= Hugh Swann =

Indian rosewood log for the cabinet to hold the Royal coin collection

Hugh Sinclair Swann (11 March 1925 – 13 June 2007), otherwise known as Tim Swann, became the cabinet maker to Elizabeth II of the United Kingdom. His work was inspired by his admiration for Barnsley, Gimson and Russell. He fitted many of the most important of Britain's coin collections including the Fitz-william, Cambridge, the Barber Institute, Birmingham, and the Hunterian Museum, Glasgow. More importantly yet, he supplied the Royal Mint with nearly 80 cabinets to house its complete collection.

His work for Elizabeth II began in 1975 when a complete reorganisation of the Royal coin collection at Windsor Castle was begun. The cabinets were created from specially purchased Honduras mahogany and Indian rosewood.
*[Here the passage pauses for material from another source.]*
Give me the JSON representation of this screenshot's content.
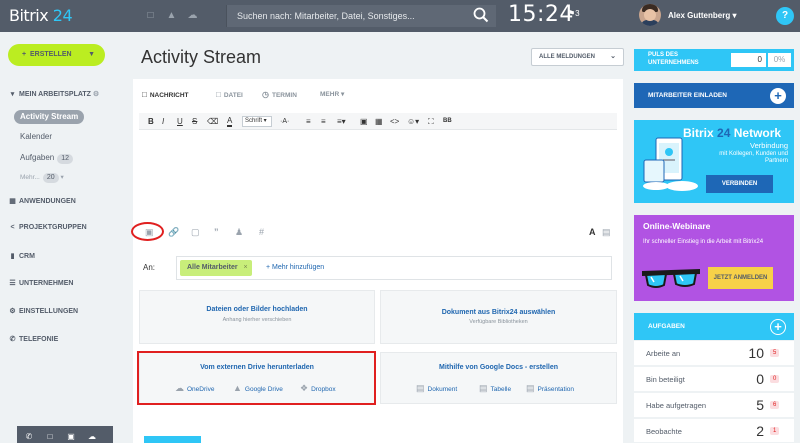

On one occasion a log was delivered to his workshop addressed "Her Majesty the Queen of England, 3 Hexham Road, Heddon-on-the-Wall".

He made the crosier and pectoral cross for Bishop Leonard.

==Family==
Several of Swann's relatives were prominent in their own rights:

- His brother Michael Swann was chair of the BBC.
- His uncle Brigadier Vivian Dykes was chief combined secretary to the British Joint Staff Mission in Washington in 1942.
- His stepfather was Sir Sydney Castle Roberts, secretary of Cambridge University Press, an author and vice-chancellor of the University of Cambridge.
- His brother-in-law was Monsignor Graham Leonard, who was the Bishop of London before converting to Roman Catholicism.